Iguales gestos de desprendimiento exhibió en cuanto a las relaciones exteriores. “Si queremos que los demás países apoyen nuestras prioridades, no debemos amedrentarlos. Tenemos que demostrarles que tenemos en cuenta sus puntos de vista”, le dijo una vez al Consejo de Seguridad Nacional. Con una conducta abierta y amigable, la actitud hacia los Estados Unidos en el mundo mejoró notablemente durante sus dos mandatos.
La autobiografía de Obama se conoció pocos meses después del lanzamiento de Rabia, el segundo libro del legendario periodista Bob Woodward sobre la presidencia de Donald Trump, basado en una serie de entrevistas con este. La sensación que se experimenta al transcurrir ambos textos es exactamente la opuesta. Trump es un personaje colérico, maltratador y lindero con la grosería. Leer su sucesión de bravatas y caprichos solo provoca espanto y perplejidad. Sus arrebatos lo hacían tan imprevisible, y peligroso, que algunos de sus colaboradores quitaban ciertos expedientes de su despacho por temor a la decisión que pudiera tomar con estos.
Años atrás, en una comida de la Sociedad Interamericana de Prensa (SIP) en San Pablo, Brasil, frente a un grupo de editores latinoamericanos, alguien le preguntó al entonces director de The New York Times Arthur Ochs Sulzberger Jr. cómo era Obama, a quien aquel veía con cierta frecuencia por la relación inevitable que existía entre el editor del principal diario norteamericano y el inquilino de la Casa Blanca. El editor se tocó con una mano primero el corazón para llevarla luego a la cabeza. Y dijo: “Frío acá, pero extraordinariamente pensante e inteligente”.

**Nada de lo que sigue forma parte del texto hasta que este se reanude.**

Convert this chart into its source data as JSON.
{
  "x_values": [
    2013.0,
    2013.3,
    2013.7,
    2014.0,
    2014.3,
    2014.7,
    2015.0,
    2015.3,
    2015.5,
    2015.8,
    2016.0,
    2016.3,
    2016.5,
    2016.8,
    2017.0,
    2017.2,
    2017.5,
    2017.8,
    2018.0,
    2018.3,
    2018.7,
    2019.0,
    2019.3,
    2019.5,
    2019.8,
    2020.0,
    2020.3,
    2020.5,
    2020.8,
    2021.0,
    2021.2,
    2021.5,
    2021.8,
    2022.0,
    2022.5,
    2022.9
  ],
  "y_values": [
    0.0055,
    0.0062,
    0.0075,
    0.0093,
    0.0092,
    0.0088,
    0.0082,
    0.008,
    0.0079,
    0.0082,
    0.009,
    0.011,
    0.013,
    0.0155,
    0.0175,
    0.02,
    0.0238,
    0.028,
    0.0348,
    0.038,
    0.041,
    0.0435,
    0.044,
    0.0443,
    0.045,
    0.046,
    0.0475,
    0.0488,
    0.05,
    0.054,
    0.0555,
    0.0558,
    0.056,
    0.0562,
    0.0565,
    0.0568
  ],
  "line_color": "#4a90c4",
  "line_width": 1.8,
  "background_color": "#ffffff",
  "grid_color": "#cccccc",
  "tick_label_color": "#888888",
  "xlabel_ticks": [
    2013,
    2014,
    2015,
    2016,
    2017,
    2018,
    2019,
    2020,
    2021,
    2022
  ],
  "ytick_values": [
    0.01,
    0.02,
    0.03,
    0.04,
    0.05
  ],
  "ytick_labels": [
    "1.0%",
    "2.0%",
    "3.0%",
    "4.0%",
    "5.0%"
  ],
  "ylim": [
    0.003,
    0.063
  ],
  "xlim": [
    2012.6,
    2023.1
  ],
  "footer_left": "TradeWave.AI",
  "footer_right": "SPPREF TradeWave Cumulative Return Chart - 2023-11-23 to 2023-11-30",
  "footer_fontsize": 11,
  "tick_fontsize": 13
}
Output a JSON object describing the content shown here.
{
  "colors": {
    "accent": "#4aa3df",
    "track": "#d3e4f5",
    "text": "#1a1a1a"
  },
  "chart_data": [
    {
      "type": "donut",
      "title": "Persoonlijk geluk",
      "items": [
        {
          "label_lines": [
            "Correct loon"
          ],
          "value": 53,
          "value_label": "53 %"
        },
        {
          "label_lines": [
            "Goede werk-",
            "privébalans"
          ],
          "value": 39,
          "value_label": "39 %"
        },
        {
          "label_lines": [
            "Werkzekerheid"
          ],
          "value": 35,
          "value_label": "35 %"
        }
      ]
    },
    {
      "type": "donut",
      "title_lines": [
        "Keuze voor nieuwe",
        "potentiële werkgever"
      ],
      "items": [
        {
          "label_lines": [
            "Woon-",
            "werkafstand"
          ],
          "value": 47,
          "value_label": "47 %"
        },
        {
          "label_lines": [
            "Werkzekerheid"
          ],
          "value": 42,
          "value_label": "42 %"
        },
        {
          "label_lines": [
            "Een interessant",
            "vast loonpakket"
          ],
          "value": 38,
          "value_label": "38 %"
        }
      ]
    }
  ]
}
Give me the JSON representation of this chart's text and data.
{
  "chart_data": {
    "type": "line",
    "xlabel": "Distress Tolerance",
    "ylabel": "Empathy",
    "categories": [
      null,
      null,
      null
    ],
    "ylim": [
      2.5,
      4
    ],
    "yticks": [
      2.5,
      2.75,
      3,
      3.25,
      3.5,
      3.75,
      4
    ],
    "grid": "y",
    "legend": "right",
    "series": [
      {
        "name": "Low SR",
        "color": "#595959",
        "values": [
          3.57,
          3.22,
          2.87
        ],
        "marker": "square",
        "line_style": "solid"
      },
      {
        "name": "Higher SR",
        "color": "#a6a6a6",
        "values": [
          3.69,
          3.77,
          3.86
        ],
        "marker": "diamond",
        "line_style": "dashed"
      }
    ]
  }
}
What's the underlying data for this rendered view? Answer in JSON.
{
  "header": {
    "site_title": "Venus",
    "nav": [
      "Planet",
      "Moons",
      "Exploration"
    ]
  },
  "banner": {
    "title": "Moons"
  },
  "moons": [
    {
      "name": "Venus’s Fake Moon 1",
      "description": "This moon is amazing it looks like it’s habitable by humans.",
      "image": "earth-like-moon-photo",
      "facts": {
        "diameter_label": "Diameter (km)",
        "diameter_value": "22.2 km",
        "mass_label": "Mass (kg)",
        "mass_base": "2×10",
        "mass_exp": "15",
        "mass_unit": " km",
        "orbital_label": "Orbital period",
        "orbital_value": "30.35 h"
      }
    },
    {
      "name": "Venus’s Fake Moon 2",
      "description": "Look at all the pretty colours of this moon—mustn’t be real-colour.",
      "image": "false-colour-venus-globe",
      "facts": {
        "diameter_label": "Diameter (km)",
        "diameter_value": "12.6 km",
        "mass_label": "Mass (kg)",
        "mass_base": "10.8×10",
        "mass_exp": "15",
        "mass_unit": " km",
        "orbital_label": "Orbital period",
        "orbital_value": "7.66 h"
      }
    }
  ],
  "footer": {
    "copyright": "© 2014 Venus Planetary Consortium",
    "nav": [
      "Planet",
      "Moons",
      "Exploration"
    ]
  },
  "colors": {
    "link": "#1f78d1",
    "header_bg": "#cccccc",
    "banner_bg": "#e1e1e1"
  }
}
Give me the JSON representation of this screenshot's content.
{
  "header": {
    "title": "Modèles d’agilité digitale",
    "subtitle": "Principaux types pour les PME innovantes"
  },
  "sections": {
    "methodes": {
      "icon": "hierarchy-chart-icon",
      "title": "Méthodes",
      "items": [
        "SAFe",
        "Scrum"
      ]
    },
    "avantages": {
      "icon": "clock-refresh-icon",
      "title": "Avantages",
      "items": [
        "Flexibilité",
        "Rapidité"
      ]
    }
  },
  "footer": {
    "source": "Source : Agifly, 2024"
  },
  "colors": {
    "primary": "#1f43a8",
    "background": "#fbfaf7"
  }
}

Una tierra prometida describe sus esfuerzos permanentes por prevalecer a través de la diplomacia internacional, sus difíciles encuentros con el hostil y popular en su país Vladimir Putin, la exitosa operación para abatir a Osama ben Laden y la difícil decisión de asistir a las ceremonias de repatriación de los cuerpos de los soldados americanos caídos en el exterior, algo que no es habitual en los presidentes de su país, que expuso su determinación por asumir los costos de la guerra, acaso la tarea más antipopular que debió afrontar ante un pueblo cansado de ver regresar a sus marines en bolsas negras.
Sobre el final, narra su cerrada negativa a responder a las provocaciones de Trump, por entonces aspirante a sucederlo, cuando este puso en duda su condición de nativo en los EE.UU. mientras lo acusaba de ser un presidente ilegítimo.
Obama es un hombre puritano y decente, un contemporizador, que se abre a los cuestionamientos y no se aparta de las normas. Nunca una expresión fuera de tono. Y, ante la menor transgresión o posibilidad de haber causado incomodidad, la palabra y el gesto reparador. Un ejemplo de corrección, renuente a pretender cualquier gloria –cuando lo recibió, llegó a decir que no se sentía merecedor del Premio Nobel de la Paz–, que no se atribuye créditos y se evalúa duramente, además de su estricto ascetismo personal (“ningún hombre necesita más de cinco camisas”, exagera).
En su calurosa reseña, The New York Times concluye que el libro, que anticipa un segundo volumen, está repleto de humor, calidez e introspección. “Es placentero leer, frase por frase, la prosa magnífica, el detalle granular y vívido”, señala. Obama es un gran escritor. Y un inmejorable ejemplo para estos tiempos.